Doogie Howser is a sadistic SOB.

I thought my therapist (physical that is) and I had come to an understanding, he'd fix my ankle without inflicting too much pain and I'd stop pissing on his tires after each session. It was becoming a symbiotic relationship, the swelling in my bad wheel had dropped and his white-walls remained yellow free.

Then Tuesday happened.

My first mistake was answering his first question of the session honestly.

"How does the ankle feel, meat?"

"Fine," I said. "Probably the best since I've entered your chamber of torturistic pleasure."

His grin chilled my balls. It was the same grin my dogs get when they see a feral cat meander into the compound's yard. It says, for lack of a better phrase, "Your ass is grass and I'm the lawn mower." And you better know it ain't Tori the lawn mower, but one of those lawn-mangling push mowers our grandparents rolled with back when the world was black and white.

"Great, meat, now get on the table," he says. I crawl up like a puppy waiting to get popped for poopin' behind the love seat. "Let's stretch this sucker out."

He bends my foot back far enough to form a U with my leg, then pushes it down so that toe to hip is one straight line.

I want to scream. I want to call Doogie a buck-tooth butt widget. I want my mommy.

But I don't, because doing so would give proof to something he already knows - I'm a sissy momma's boy who can handle about a teaspoon of pain before wailing in agony. If Doogie saw me bow to the pain, he'd continue the onslaught of ligament popping with a maniacal, mad doctor's laugh and I'd be lucky to walk out of his office with an unaided limp. So, I put the pain in a mental box and closed the lid, sealing all the hurt inside.

Once Doogie finished twisting and pushing and pulling and turning, it was trampoline time. Afraid Doogie would dress me up in the pink tutu he had me in the previous four weeks for trampoline work, I tell him no, thanks, the stretching worked wonders and I think I can go now. The mad doc face reappears and his laughter rings through my head like Chinese water torture. The mental box rips open and the pain that was sealed up rushes to the ankle and swells it like an over-inflated bicycle tire.

"You're a funny guy, meat. Now, get into costume and hop on the tramp."

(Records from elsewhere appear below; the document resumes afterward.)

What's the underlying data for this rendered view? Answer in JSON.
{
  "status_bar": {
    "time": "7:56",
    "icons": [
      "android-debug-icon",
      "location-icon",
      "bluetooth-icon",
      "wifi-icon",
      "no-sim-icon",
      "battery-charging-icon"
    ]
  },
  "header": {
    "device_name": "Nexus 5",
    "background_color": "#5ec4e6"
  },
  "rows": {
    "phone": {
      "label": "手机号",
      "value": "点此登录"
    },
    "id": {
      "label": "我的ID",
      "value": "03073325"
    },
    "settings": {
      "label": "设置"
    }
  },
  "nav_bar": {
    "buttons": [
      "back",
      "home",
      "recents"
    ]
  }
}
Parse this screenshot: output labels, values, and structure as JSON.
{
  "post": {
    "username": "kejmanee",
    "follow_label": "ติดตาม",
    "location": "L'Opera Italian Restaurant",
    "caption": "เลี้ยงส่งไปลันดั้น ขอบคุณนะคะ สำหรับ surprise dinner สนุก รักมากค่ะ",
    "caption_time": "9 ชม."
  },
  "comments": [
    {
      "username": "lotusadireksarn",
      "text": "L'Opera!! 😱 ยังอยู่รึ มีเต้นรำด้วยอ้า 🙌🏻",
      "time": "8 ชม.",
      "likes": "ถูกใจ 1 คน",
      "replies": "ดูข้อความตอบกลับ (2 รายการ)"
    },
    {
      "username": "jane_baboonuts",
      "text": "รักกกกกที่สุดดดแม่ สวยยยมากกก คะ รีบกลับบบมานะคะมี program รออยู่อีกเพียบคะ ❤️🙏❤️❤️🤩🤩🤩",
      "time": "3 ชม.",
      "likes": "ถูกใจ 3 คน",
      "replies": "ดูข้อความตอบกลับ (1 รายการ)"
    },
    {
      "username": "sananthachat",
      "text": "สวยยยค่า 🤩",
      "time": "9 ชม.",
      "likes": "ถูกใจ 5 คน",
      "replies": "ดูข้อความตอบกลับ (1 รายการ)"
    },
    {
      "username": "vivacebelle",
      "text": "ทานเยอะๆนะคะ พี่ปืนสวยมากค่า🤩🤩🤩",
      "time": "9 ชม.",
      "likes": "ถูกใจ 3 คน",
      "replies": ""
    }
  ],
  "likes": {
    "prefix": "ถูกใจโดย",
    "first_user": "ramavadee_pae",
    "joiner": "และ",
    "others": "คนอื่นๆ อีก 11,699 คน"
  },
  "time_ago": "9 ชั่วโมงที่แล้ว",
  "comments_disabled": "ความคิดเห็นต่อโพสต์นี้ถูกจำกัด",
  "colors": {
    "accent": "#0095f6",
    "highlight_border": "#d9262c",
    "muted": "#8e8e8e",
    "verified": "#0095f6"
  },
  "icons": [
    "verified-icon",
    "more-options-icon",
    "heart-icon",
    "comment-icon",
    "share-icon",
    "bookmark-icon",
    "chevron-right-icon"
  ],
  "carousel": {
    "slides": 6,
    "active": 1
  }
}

I follow his instruction, hopping up and down until I'm reduced to tears and a puddle of sweat. By the end of the exercise I can't catch myself with the foot and am stumbling repeatedly into his collection of skeletans (past patients). Doogie is laughing so hard he falls off his throne and bangs the sweat drenched floor.

"OK, now we're doing Karaoke."

"Karaoke?" I say, pulling down the tutu to cover my bum a little better, afraid he'd make me sing about these exercises.

"Not that Karaoke. This is a dance."

The dance consists of two steps, front foot crosses the stationery leg, then crosses behind it with the next step. The catch? I have to do it double time. It didn't seem too hard, and thought this was finally, my chance to shine in this pit of hell. With his OK (if I didn't ask for permission he'd likely chase me with a Taser and shock the holy hell out of me until my pubes stood on end if I misstepped), I proceed slowly the first few passes before picking up the pace. I pick up the clip and move side to side, believing I have this sucker whipped now. But this is also a coordination test, and law of averages kick in two minutes down. I catch my back-crossing foot with my stationery leg, trip and roll like a bowling ball into an elderely couple working on their repaired knees with some treadmill marching. I unfold myself and survey the damage, Doogie's papers float to the floor like large snowflakes, and the two seniors, woosy from me slamming into them like they were a 7-10 split at the bowling alley, use the treadmill rails to steady their shaky bodies. I'm guessing they'll need knee replacements again.

Finally, I think afraid I would cause more damage to his torture chamber, Doogie has me perform what I term "the Field Sobriety Exercise."

"I just want you to feel ready to take on the real world again," Doogie said, in what I figured was a momentarty lapse of human kindness. And if there was something I needed work on, it's my field sobriety tests. This exercise has me hopping over a rope, from one side to the other, of course landing on the bad wheel, so each landing sends streaks of pain through my leg like little nails spiking every few inches. Fourteen minutes into the exercise Doogie shouts out a number and I'm supposed to yell back the corresponding letter. If I fail to answer, or say the wrong letter, he chucks a bean bag at my nut sack.

I guess his human kindness meter hits full rather quickly and takes an extremely long time to refill.

So, I didn't feel too guilty when I left his office and pissed on his tires.